Backdoors also feature heavily due to the wide-ranging options they provide for cybercriminals, from saving screenshots and keystrokes to direct control over the target device.

Most “international”

In terms of territorial distribution of control servers, the backdoor Njrat unsurprisingly claimed the “most international” prize, with C&C centers in 99 countries. This geographical scope is down to the ease of configuring a personal backdoor, allowing anyone to create their own botnet with minimal knowledge of malware development.

Distribution map of Njrat C&C centers, H2 2017 — H1 2018 (download)

Next come the backdoors DarkComet and NanoCore RAT. They share silver and bronze, having C&Cs in almost 80 countries worldwide. Despite the arrest of the creator of NanoCore, he managed to sell the source code of his privately developed RAT, which is now actively used by other cybercriminals.

Distribution map of DarkComet C&C centers, H2 2017 — H1 2018 (download)

Distribution map of NanoCore RAT C&C centers, H2 2017 — H1 2018 (download)

A look at the geography of infection targets reveals that another backdoor, QRAT, has the largest reach. In H2 2017, we registered infection attempts in 190 countries, and this year QRAT added two more countries, bringing the total to 192.

QRAT distribution map, H2 2017 — H1 2018 (download)

This extensive scope is due to the SaaS (Software-as-a-Service), or rather MaaS (Malware-as-a-Service), distribution model QRAT can be purchased for 30 or 90 days, or for one year. Its cross-platform nature (the malware is written in Java) also plays a role.

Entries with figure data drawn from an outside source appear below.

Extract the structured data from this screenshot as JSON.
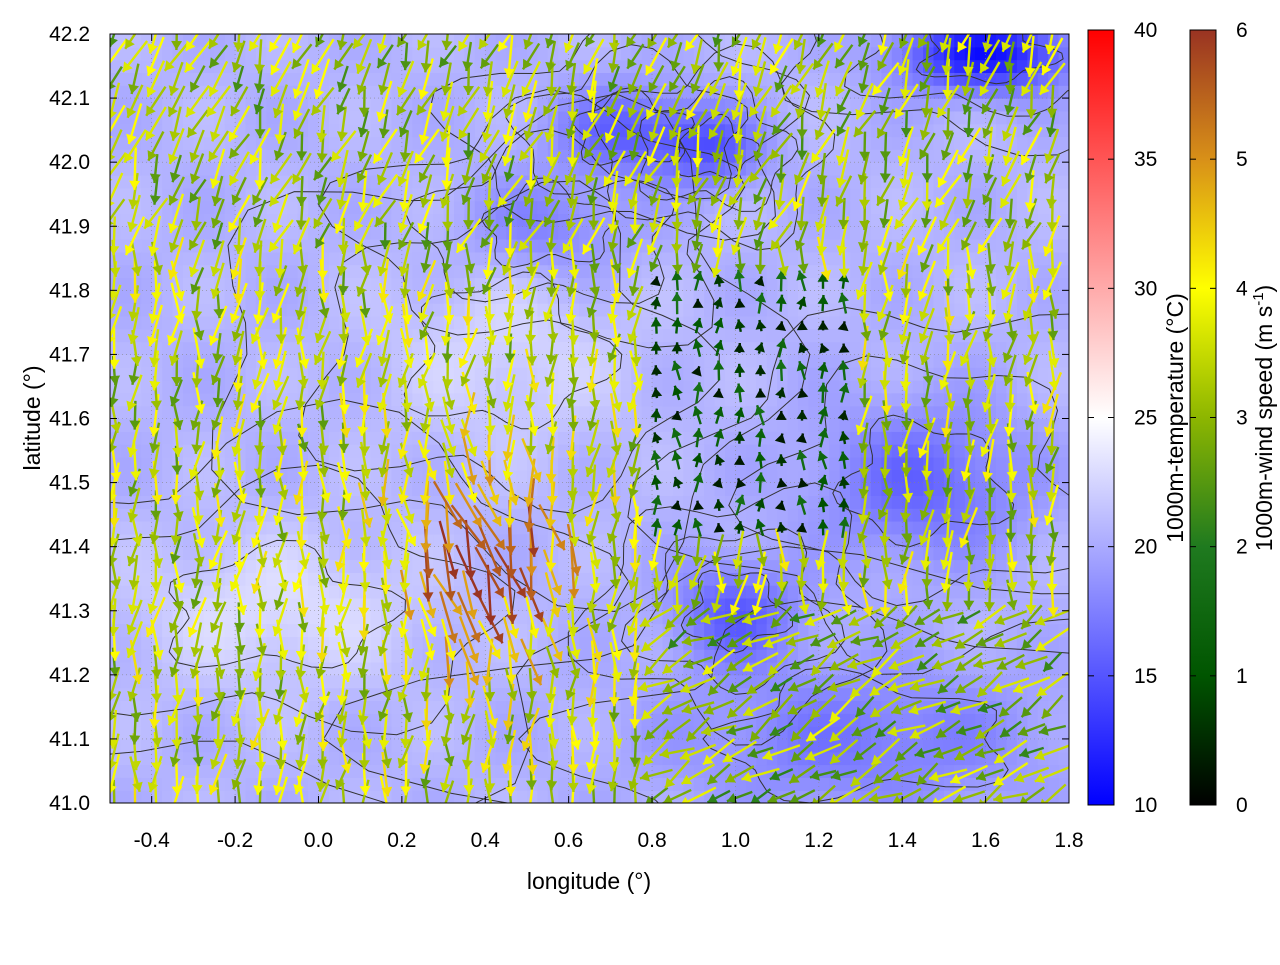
{
  "chart_data": {
    "type": "heatmap",
    "subtype": "temperature field with wind vectors and contours",
    "title": "",
    "xlabel": "longitude (°)",
    "ylabel": "latitude (°)",
    "xlim": [
      -0.5,
      1.8
    ],
    "ylim": [
      41.0,
      42.2
    ],
    "x_ticks": [
      "-0.4",
      "-0.2",
      "0.0",
      "0.2",
      "0.4",
      "0.6",
      "0.8",
      "1.0",
      "1.2",
      "1.4",
      "1.6",
      "1.8"
    ],
    "y_ticks": [
      "41.0",
      "41.1",
      "41.2",
      "41.3",
      "41.4",
      "41.5",
      "41.6",
      "41.7",
      "41.8",
      "41.9",
      "42.0",
      "42.1",
      "42.2"
    ],
    "grid": true,
    "temperature_colorbar": {
      "label": "1000m-temperature (°C)",
      "range": [
        10,
        40
      ],
      "ticks": [
        "10",
        "15",
        "20",
        "25",
        "30",
        "35",
        "40"
      ],
      "colors": {
        "low": "#0000ff",
        "mid": "#ffffff",
        "high": "#ff0000"
      },
      "mid_value": 25
    },
    "wind_colorbar": {
      "label_main": "1000m-wind speed (m s",
      "label_sup": "-1",
      "label_end": ")",
      "range": [
        0,
        6
      ],
      "ticks": [
        "0",
        "1",
        "2",
        "3",
        "4",
        "5",
        "6"
      ],
      "colors": [
        "#000000",
        "#005500",
        "#1f7a1f",
        "#8db600",
        "#ffff00",
        "#d89018",
        "#993322"
      ]
    },
    "temperature_field": {
      "background_c": 20.5,
      "features": [
        {
          "lon": 0.75,
          "lat": 42.05,
          "temp_c": 15.5,
          "radius_lon": 0.18,
          "radius_lat": 0.07
        },
        {
          "lon": 0.95,
          "lat": 42.02,
          "temp_c": 16,
          "radius_lon": 0.12,
          "radius_lat": 0.06
        },
        {
          "lon": 1.6,
          "lat": 42.17,
          "temp_c": 11,
          "radius_lon": 0.2,
          "radius_lat": 0.06
        },
        {
          "lon": 1.0,
          "lat": 41.3,
          "temp_c": 15.5,
          "radius_lon": 0.15,
          "radius_lat": 0.08
        },
        {
          "lon": 1.45,
          "lat": 41.5,
          "temp_c": 16,
          "radius_lon": 0.25,
          "radius_lat": 0.12
        },
        {
          "lon": 1.3,
          "lat": 41.1,
          "temp_c": 17,
          "radius_lon": 0.45,
          "radius_lat": 0.12
        },
        {
          "lon": 0.55,
          "lat": 41.9,
          "temp_c": 17.5,
          "radius_lon": 0.2,
          "radius_lat": 0.08
        },
        {
          "lon": -0.1,
          "lat": 41.3,
          "temp_c": 23,
          "radius_lon": 0.35,
          "radius_lat": 0.12
        },
        {
          "lon": 0.45,
          "lat": 41.7,
          "temp_c": 22.5,
          "radius_lon": 0.3,
          "radius_lat": 0.15
        }
      ]
    },
    "wind_field": {
      "grid_lon": [
        -0.5,
        1.8,
        0.05
      ],
      "grid_lat": [
        41.0,
        42.2,
        0.035
      ],
      "regimes": [
        {
          "region": "west (lon < 0.3)",
          "direction_deg": 265,
          "speed_ms": 3.5
        },
        {
          "region": "jet near lon 0.2-0.6, lat 41.2-41.6",
          "direction_deg": 295,
          "speed_ms": 5.8
        },
        {
          "region": "southeast (lon > 0.8, lat < 41.3)",
          "direction_deg": 210,
          "speed_ms": 3.0
        },
        {
          "region": "central calm (lon 0.8-1.3, lat 41.4-41.8)",
          "direction_deg": 90,
          "speed_ms": 0.8
        },
        {
          "region": "north (lat > 41.9)",
          "direction_deg": 250,
          "speed_ms": 3.2
        }
      ]
    },
    "contour_color": "#333333"
  }
}
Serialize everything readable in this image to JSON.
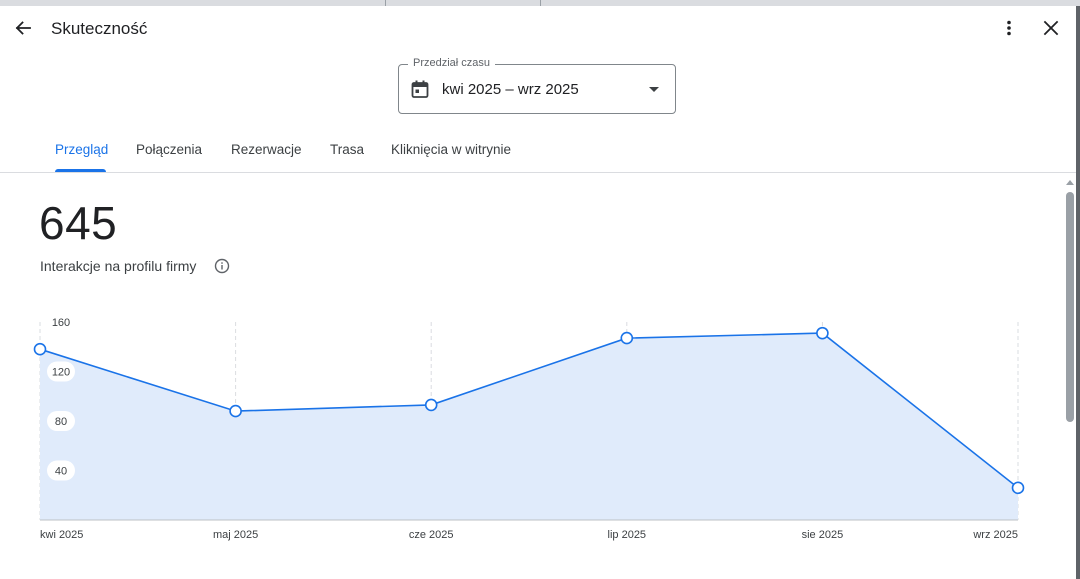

By intercepting bot commands, we can track the latest trends in the world of virus writers and provide maximum protection for our users.

Here are the main trends that we identified from analyzing files downloaded by bots:

The share of miners in bot-distributed files is increasing, as cybercriminals have begun to view botnets as a tool for mining cryptocurrency. Backdoors consistently make up the bulk of downloads; that is, botnet operators are keen to gain maximum possible control over infected devices. The number of downloaded droppers is also on the rise, indicative of attacks that are multistage and growing in complexity. The share of banking Trojans among bot-downloaded files in 2018 decreased, but it’s too soon to speak of an overall reduction in number, since they are often delivered by droppers (see above). Increasingly, botnets are leased according to the needs of the customer, and in many cases it is difficult to pinpoint the “specialization” of the botnet.